The identification of the RBD can help lead to the development of monoclonal (or polyclonal) antibodies (vaccines) in the treatment and prevention of coronaviral infection, as the RBD is the site for many major neutralizing antibodies – preventing the virus binding to the receptor (ACE2/DPP4).
Studies have shown that SARS-CoV RBD-specific polyclonal antibodies can cross-react with SARS-CoV-2 RBD protein to inhibit its entry into ACE2 in vitro (human expressing cells). Furthermore, SARS-CoV RBD-polyclonal antibodies can also cross-neutralize SARS-CoV-2 pseudoviral infection leading to the possibility to be able to create a SARS-CoV-RBD based vaccine for SARS-CoV-2 prevention.
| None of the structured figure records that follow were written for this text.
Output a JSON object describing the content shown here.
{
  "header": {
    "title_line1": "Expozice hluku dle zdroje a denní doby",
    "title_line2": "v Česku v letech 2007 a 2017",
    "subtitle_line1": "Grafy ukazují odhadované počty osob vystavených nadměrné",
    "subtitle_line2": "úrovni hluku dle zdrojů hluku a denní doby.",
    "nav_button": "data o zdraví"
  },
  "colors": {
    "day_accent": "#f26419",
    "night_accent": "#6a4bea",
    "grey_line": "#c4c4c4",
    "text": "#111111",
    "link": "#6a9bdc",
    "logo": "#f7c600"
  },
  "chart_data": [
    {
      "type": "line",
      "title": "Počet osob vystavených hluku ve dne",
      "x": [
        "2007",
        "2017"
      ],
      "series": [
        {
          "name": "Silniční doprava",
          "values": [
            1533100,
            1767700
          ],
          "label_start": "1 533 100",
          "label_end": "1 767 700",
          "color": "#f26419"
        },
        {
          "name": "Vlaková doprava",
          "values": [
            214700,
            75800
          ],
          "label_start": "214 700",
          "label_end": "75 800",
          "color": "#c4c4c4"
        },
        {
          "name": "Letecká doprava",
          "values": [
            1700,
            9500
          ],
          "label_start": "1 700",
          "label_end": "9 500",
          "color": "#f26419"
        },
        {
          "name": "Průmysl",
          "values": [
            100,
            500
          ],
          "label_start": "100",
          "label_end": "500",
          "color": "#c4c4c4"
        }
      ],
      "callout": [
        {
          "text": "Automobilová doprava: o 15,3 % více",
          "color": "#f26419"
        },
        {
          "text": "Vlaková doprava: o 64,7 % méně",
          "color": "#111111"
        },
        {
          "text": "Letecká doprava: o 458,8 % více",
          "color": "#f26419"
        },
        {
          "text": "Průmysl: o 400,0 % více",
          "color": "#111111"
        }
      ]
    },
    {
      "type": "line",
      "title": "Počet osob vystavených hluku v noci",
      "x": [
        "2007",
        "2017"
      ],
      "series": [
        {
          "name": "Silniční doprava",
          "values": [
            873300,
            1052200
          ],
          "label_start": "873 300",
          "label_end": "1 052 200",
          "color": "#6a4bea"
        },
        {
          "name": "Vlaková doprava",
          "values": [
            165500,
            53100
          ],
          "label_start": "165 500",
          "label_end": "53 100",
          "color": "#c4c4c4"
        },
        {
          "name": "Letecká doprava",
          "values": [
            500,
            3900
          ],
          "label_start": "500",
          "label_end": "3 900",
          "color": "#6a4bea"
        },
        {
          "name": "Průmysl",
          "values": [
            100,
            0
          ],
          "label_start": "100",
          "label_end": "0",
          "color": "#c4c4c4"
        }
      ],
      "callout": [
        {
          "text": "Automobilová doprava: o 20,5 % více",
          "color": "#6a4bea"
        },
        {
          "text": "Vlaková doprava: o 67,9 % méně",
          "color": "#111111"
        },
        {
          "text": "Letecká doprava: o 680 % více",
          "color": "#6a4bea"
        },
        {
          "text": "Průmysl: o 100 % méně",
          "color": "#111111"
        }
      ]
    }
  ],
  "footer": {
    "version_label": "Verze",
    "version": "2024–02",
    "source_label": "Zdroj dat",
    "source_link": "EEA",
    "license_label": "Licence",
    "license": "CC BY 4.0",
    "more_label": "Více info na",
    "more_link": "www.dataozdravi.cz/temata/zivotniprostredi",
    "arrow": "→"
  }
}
Thus, convalescent plasma from recovered SARS and COVID-19 patients could prove to be an effective treatment and prevention for COVID-19.
However, many antibodies raised against SARS-CoV have shown mixed results concerning SARS-CoV-2, with only one (CR3002) which can bind to both that targets a portion of SARS-CoV-2 RBD.
Convalescent plasma from recovered SARS patients which does cross-react with SARS-CoV-2 requires a more in-depth analysis of the sequence of the RBD that is affected in the development of strong and successful preventative vaccinations. Thus, studying the RBD of SARS-CoV-2 is important if therapies and vaccinations are to succeed.
In summary, an RBD is a critical component of the viral spike glycoprotein that is found on coronaviruses including SARS-CoV-2, the virus that causes COVID-19. The binding of the RBD on the spike domain is a critical step that allows coronaviruses to bind to target body receptors (such as ACE2 on respiratory epithelial cells) and enter cells to cause infection.
The RBD is therefore an important target for neutralizing antibodies – either through engineered vaccination or convalescent plasma of recovered patients.